The Large Hadron Collider-forward (LHCf) experiment plays a fundamental role in the field of Ultra High Energy Cosmic Ray (UHECR) physics, since it provides calibration data for the tuning
of the hadronic interaction models used in the simulations of Extensive Air Showers (EASs). The LHCf experiment detects neutral particles produced in the very forward region of LHC collisions, thanks to its two detectors, called Arm1 and Arm2, located 140 m away from the interaction point IP1. Both Arm1 and Arm2 consist of two imaging and sampling calorimetric towers. These calorimetric towers alternate passive tungsten layers with active GSO scintillator layers, which are used to reconstruct the energy of incident particles. Position sensitive layers are inserted at different depths in the calorimetric towers. They are used to reconstruct the impact point of the incident particle by detecting the transverse profile of the showers generated by the incident particles. In particular, in the case of the Arm2 detector, the position-sensitive layers consist of eight layers of silicon microstrip sensors.
After LHC Run I, the positioning of the silicon microstrip layers along the Arm2 calorimetric towers was modified to enable the reconstruction of the incident particle energy using the silicon
detector independently of the energy deposited in the GSO layers. This is a very useful information for future analyses, as it provides independent control over the calibration of the GSO absolute energy scale and improves the overall energy reconstruction performance for LHCf events.

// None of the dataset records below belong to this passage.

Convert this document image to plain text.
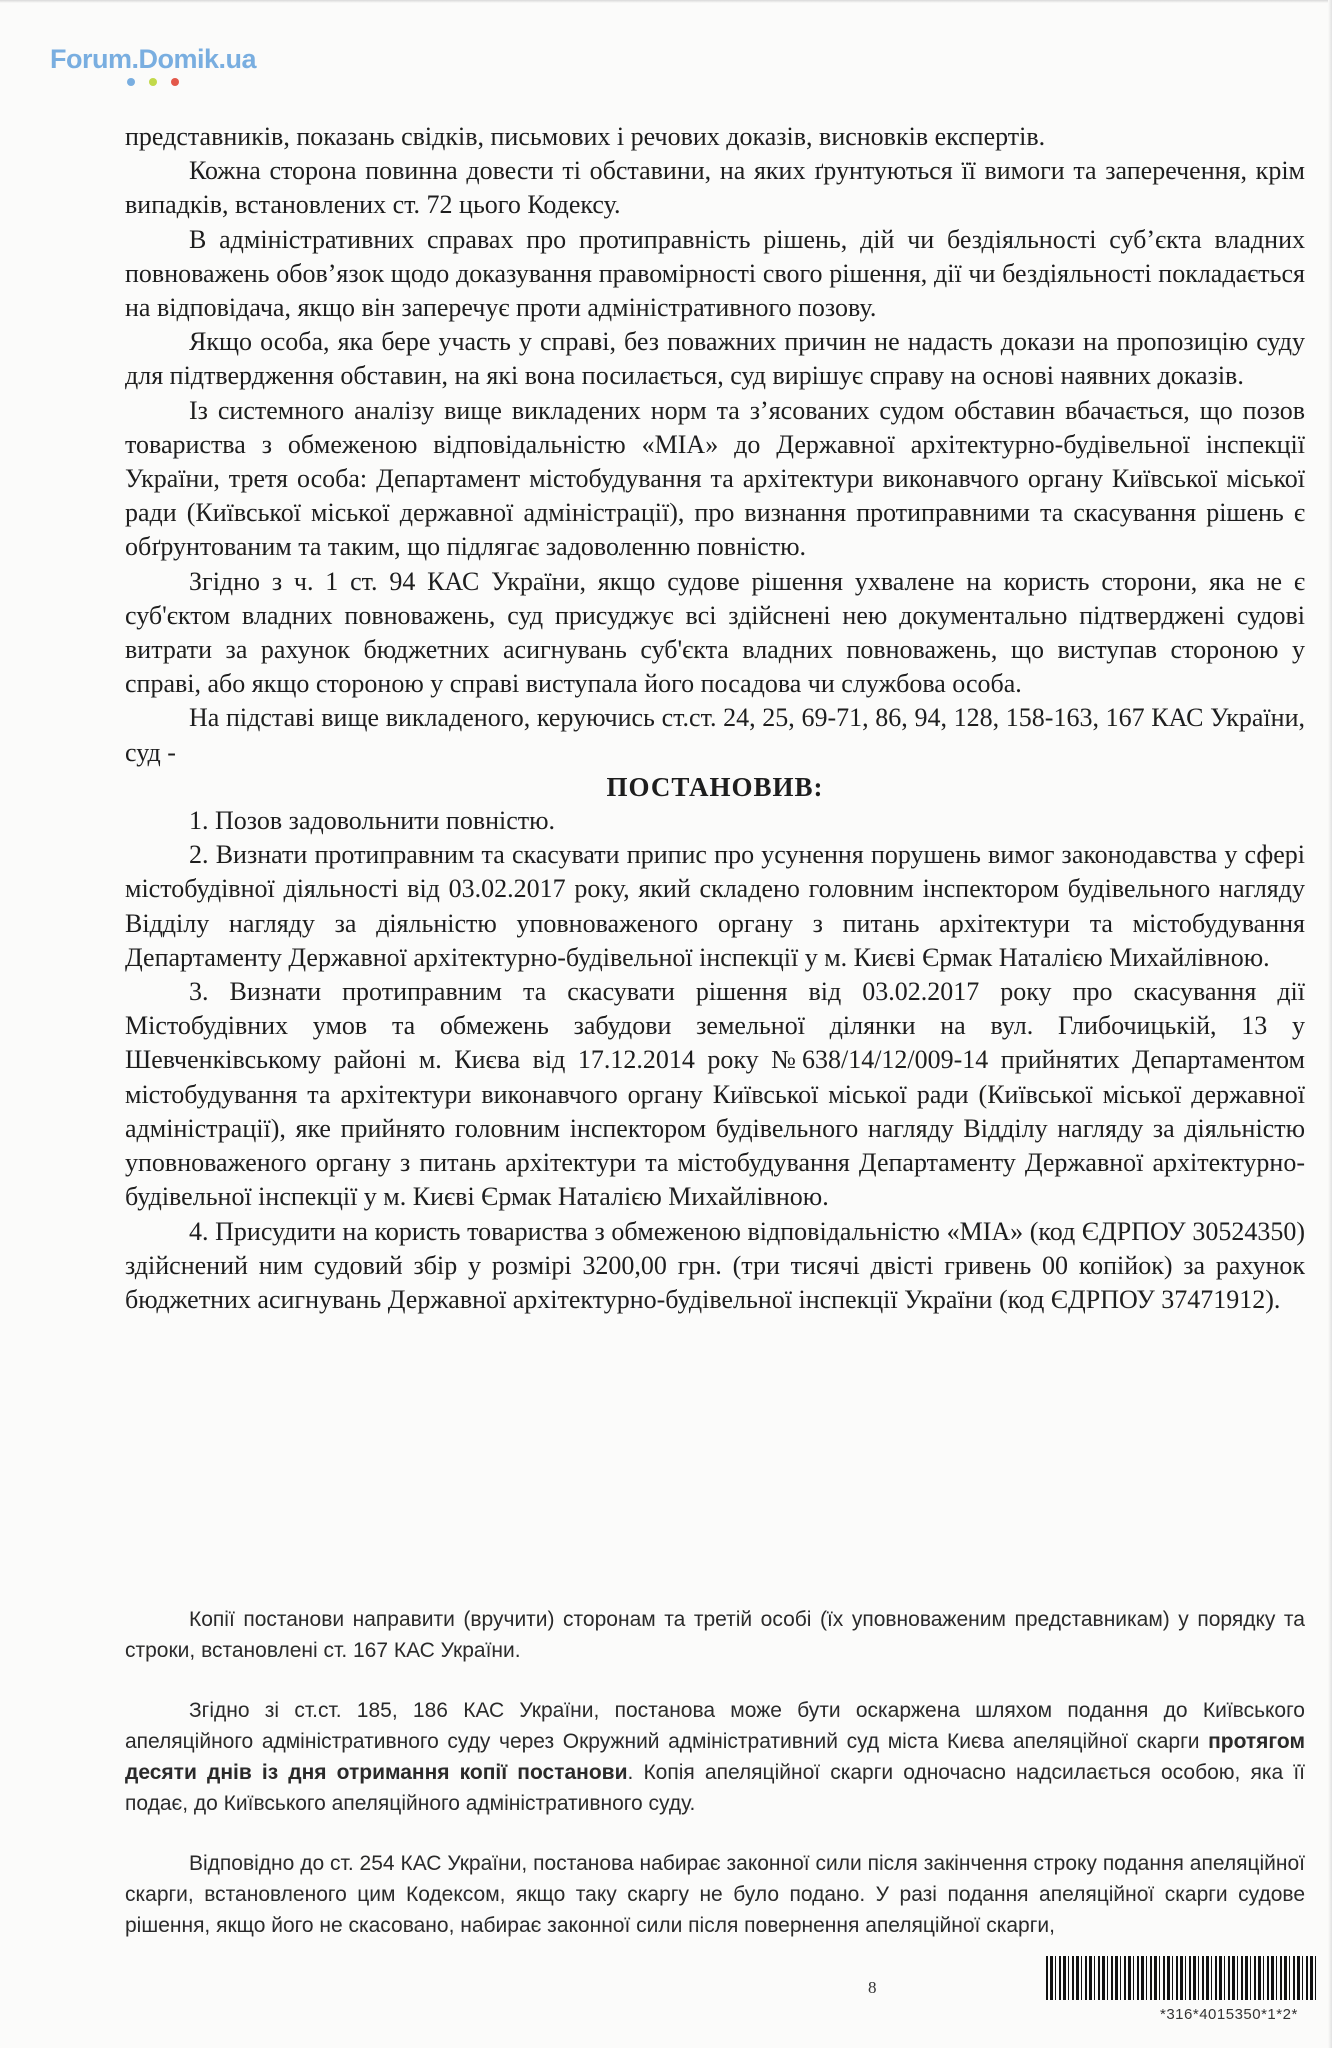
Forum.Domik.ua

представників, показань свідків, письмових і речових доказів, висновків експертів.

Кожна сторона повинна довести ті обставини, на яких ґрунтуються її вимоги та заперечення, крім випадків, встановлених ст. 72 цього Кодексу.

В адміністративних справах про протиправність рішень, дій чи бездіяльності суб’єкта владних повноважень обов’язок щодо доказування правомірності свого рішення, дії чи бездіяльності покладається на відповідача, якщо він заперечує проти адміністративного позову.

Якщо особа, яка бере участь у справі, без поважних причин не надасть докази на пропозицію суду для підтвердження обставин, на які вона посилається, суд вирішує справу на основі наявних доказів.

Із системного аналізу вище викладених норм та з’ясованих судом обставин вбачається, що позов товариства з обмеженою відповідальністю «МІА» до Державної архітектурно-будівельної інспекції України, третя особа: Департамент містобудування та архітектури виконавчого органу Київської міської ради (Київської міської державної адміністрації), про визнання протиправними та скасування рішень є обґрунтованим та таким, що підлягає задоволенню повністю.

Згідно з ч. 1 ст. 94 КАС України, якщо судове рішення ухвалене на користь сторони, яка не є суб'єктом владних повноважень, суд присуджує всі здійснені нею документально підтверджені судові витрати за рахунок бюджетних асигнувань суб'єкта владних повноважень, що виступав стороною у справі, або якщо стороною у справі виступала його посадова чи службова особа.

На підставі вище викладеного, керуючись ст.ст. 24, 25, 69-71, 86, 94, 128, 158-163, 167 КАС України, суд -

ПОСТАНОВИВ:

1. Позов задовольнити повністю.

2. Визнати протиправним та скасувати припис про усунення порушень вимог законодавства у сфері містобудівної діяльності від 03.02.2017 року, який складено головним інспектором будівельного нагляду Відділу нагляду за діяльністю уповноваженого органу з питань архітектури та містобудування Департаменту Державної архітектурно-будівельної інспекції у м. Києві Єрмак Наталією Михайлівною.

3. Визнати протиправним та скасувати рішення від 03.02.2017 року про скасування дії Містобудівних умов та обмежень забудови земельної ділянки на вул. Глибочицькій, 13 у Шевченківському районі м. Києва від 17.12.2014 року №638/14/12/009-14 прийнятих Департаментом містобудування та архітектури виконавчого органу Київської міської ради (Київської міської державної адміністрації), яке прийнято головним інспектором будівельного нагляду Відділу нагляду за діяльністю уповноваженого органу з питань архітектури та містобудування Департаменту Державної архітектурно-будівельної інспекції у м. Києві Єрмак Наталією Михайлівною.

4. Присудити на користь товариства з обмеженою відповідальністю «МІА» (код ЄДРПОУ 30524350) здійснений ним судовий збір у розмірі 3200,00 грн. (три тисячі двісті гривень 00 копійок) за рахунок бюджетних асигнувань Державної архітектурно-будівельної інспекції України (код ЄДРПОУ 37471912).

Копії постанови направити (вручити) сторонам та третій особі (їх уповноваженим представникам) у порядку та строки, встановлені ст. 167 КАС України.

Згідно зі ст.ст. 185, 186 КАС України, постанова може бути оскаржена шляхом подання до Київського апеляційного адміністративного суду через Окружний адміністративний суд міста Києва апеляційної скарги протягом десяти днів із дня отримання копії постанови. Копія апеляційної скарги одночасно надсилається особою, яка її подає, до Київського апеляційного адміністративного суду.

Відповідно до ст. 254 КАС України, постанова набирає законної сили після закінчення строку подання апеляційної скарги, встановленого цим Кодексом, якщо таку скаргу не було подано. У разі подання апеляційної скарги судове рішення, якщо його не скасовано, набирає законної сили після повернення апеляційної скарги,

8
*316*4015350*1*2*
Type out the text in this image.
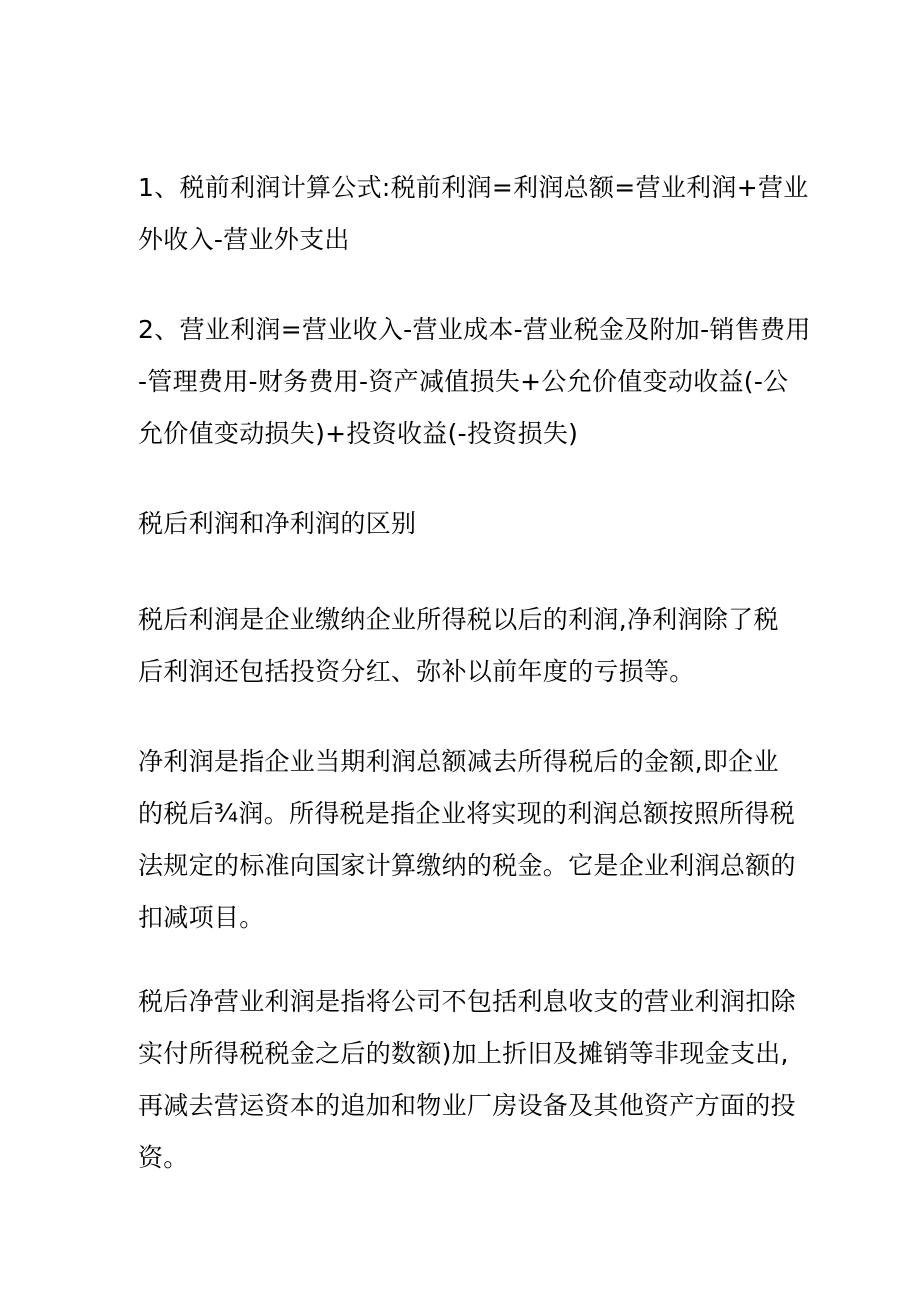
1、税前利润计算公式:税前利润=利润总额=营业利润+营业
外收入-营业外支出

2、营业利润=营业收入-营业成本-营业税金及附加-销售费用
-管理费用-财务费用-资产减值损失+公允价值变动收益(-公
允价值变动损失)+投资收益(-投资损失)

税后利润和净利润的区别

税后利润是企业缴纳企业所得税以后的利润,净利润除了税
后利润还包括投资分红、弥补以前年度的亏损等。

净利润是指企业当期利润总额减去所得税后的金额,即企业
的税后¾润。所得税是指企业将实现的利润总额按照所得税
法规定的标准向国家计算缴纳的税金。它是企业利润总额的
扣减项目。

税后净营业利润是指将公司不包括利息收支的营业利润扣除
实付所得税税金之后的数额)加上折旧及摊销等非现金支出,
再减去营运资本的追加和物业厂房设备及其他资产方面的投
资。
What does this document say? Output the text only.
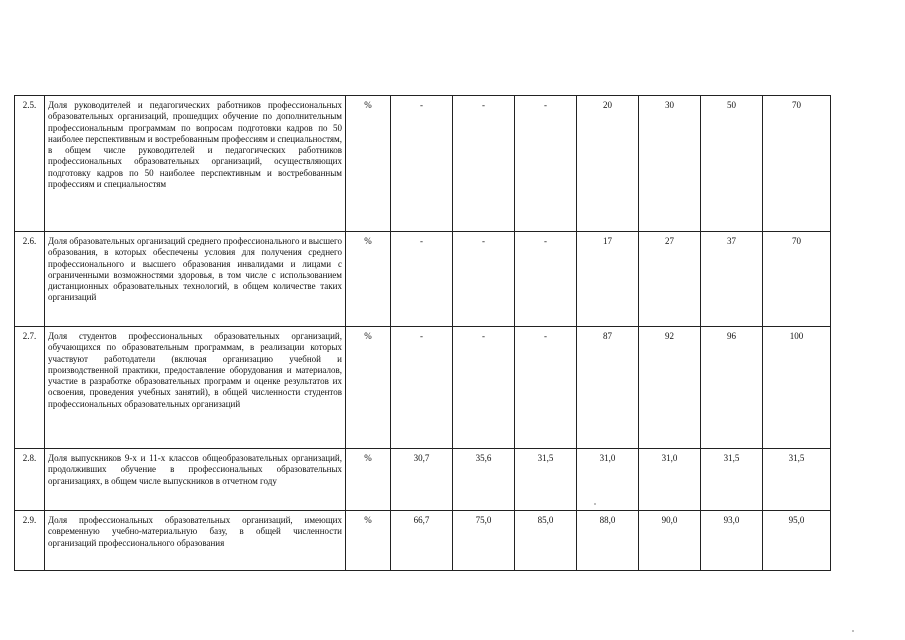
2.5.	Доля руководителей и педагогических работников профессиональных образовательных организаций, прошедщих обучение по дополнительным профессиональным программам по вопросам подготовки кадров по 50 наиболее перспективным и востребованным профессиям и специальностям, в общем числе руководителей и педагогических работников профессиональных образовательных организаций, осуществляющих подготовку кадров по 50 наиболее перспективным и востребованным профессиям и специальностям	%	-	-	-	20	30	50	70
2.6.	Доля образовательных организаций среднего профессионального и высшего образования, в которых обеспечены условия для получения среднего профессионального и высшего образования инвалидами и лицами с ограниченными возможностями здоровья, в том числе с использованием дистанционных образовательных технологий, в общем количестве таких организаций	%	-	-	-	17	27	37	70
2.7.	Доля студентов профессиональных образовательных организаций, обучающихся по образовательным программам, в реализации которых участвуют работодатели (включая организацию учебной и производственной практики, предоставление оборудования и материалов, участие в разработке образовательных программ и оценке результатов их освоения, проведения учебных занятий), в общей численности студентов профессиональных образовательных организаций	%	-	-	-	87	92	96	100
2.8.	Доля выпускников 9-х и 11-х классов общеобразовательных организаций, продолживших обучение в профессиональных образовательных организациях, в общем числе выпускников в отчетном году	%	30,7	35,6	31,5	31,0	31,0	31,5	31,5
2.9.	Доля профессиональных образовательных организаций, имеющих современную учебно-материальную базу, в общей численности организаций профессионального образования	%	66,7	75,0	85,0	88,0	90,0	93,0	95,0
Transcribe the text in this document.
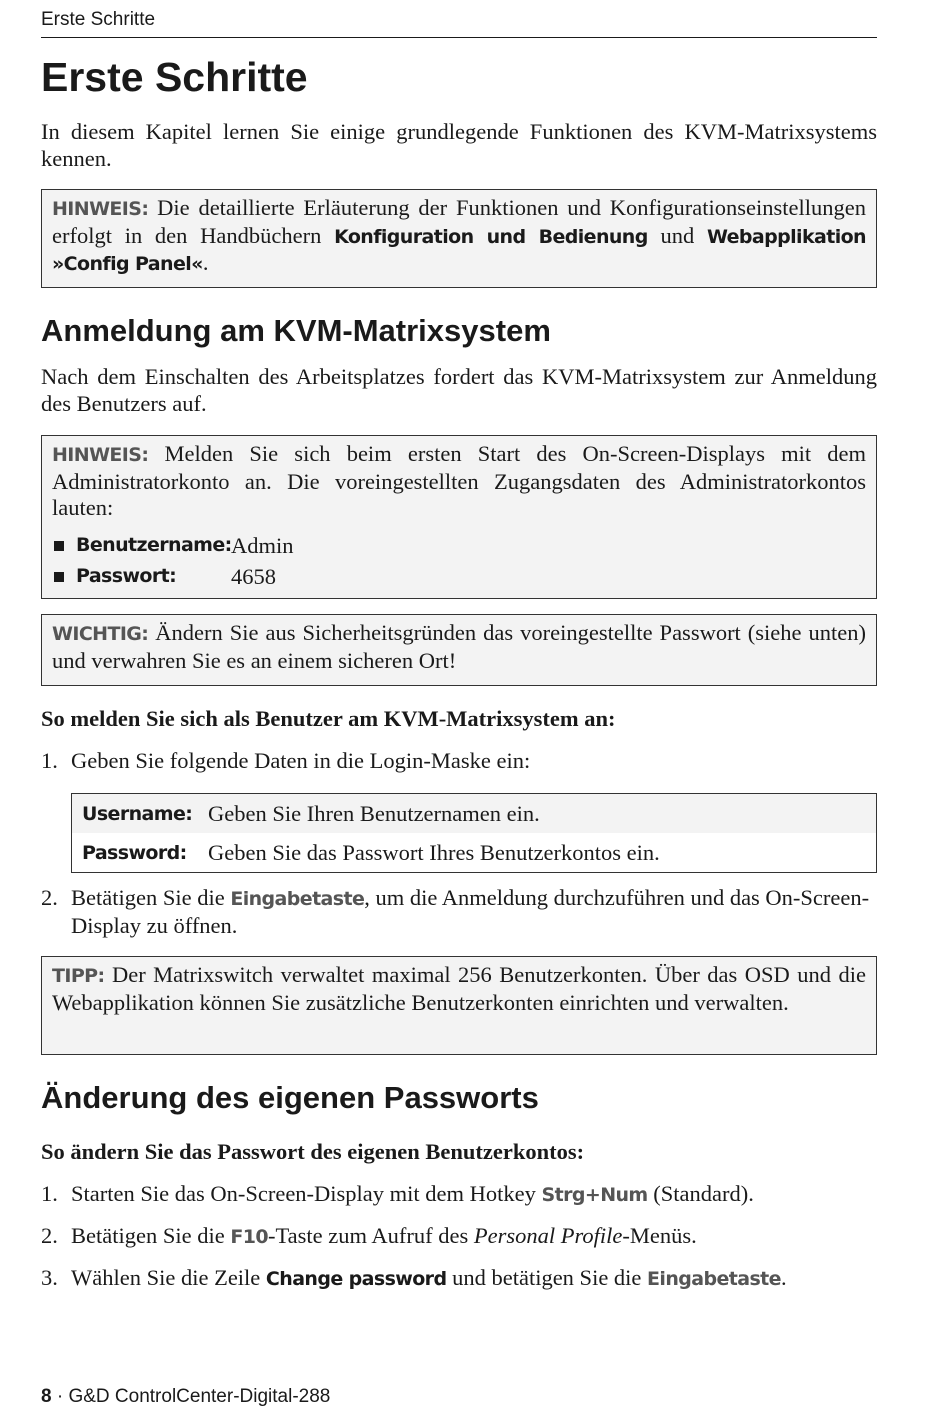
Erste Schritte
Erste Schritte
In diesem Kapitel lernen Sie einige grundlegende Funktionen des KVM-Matrixsystems kennen.
HINWEIS: Die detaillierte Erläuterung der Funktionen und Konfigurationseinstellungen erfolgt in den Handbüchern Konfiguration und Bedienung und Webapplikation »Config Panel«.
Anmeldung am KVM-Matrixsystem
Nach dem Einschalten des Arbeitsplatzes fordert das KVM-Matrixsystem zur Anmeldung des Benutzers auf.
HINWEIS: Melden Sie sich beim ersten Start des On-Screen-Displays mit dem Administratorkonto an. Die voreingestellten Zugangsdaten des Administratorkontos lauten:
Benutzername: Admin
Passwort:	4658
WICHTIG: Ändern Sie aus Sicherheitsgründen das voreingestellte Passwort (siehe unten) und verwahren Sie es an einem sicheren Ort!
So melden Sie sich als Benutzer am KVM-Matrixsystem an:
1. Geben Sie folgende Daten in die Login-Maske ein:
Username: Geben Sie Ihren Benutzernamen ein.
Password: Geben Sie das Passwort Ihres Benutzerkontos ein.
2. Betätigen Sie die Eingabetaste, um die Anmeldung durchzuführen und das On-Screen-Display zu öffnen.
TIPP: Der Matrixswitch verwaltet maximal 256 Benutzerkonten. Über das OSD und die Webapplikation können Sie zusätzliche Benutzerkonten einrichten und verwalten.
Änderung des eigenen Passworts
So ändern Sie das Passwort des eigenen Benutzerkontos:
1. Starten Sie das On-Screen-Display mit dem Hotkey Strg+Num (Standard).
2. Betätigen Sie die F10-Taste zum Aufruf des Personal Profile-Menüs.
3. Wählen Sie die Zeile Change password und betätigen Sie die Eingabetaste.
8 · G&D ControlCenter-Digital-288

In this paper, preliminary studies related to incident energy reconstruction using the Arm2 silicon detector will be illustrated, with a focus on the definition of the energy deposit, the estimation of the conversion function and the determination of position dependent correction factors. The performances of the algorithm developed for this purpose will be compared with the
traditional method using Arm2 GSO layers, illustrating the advantages of using this additional information to improve the reconstruction performances.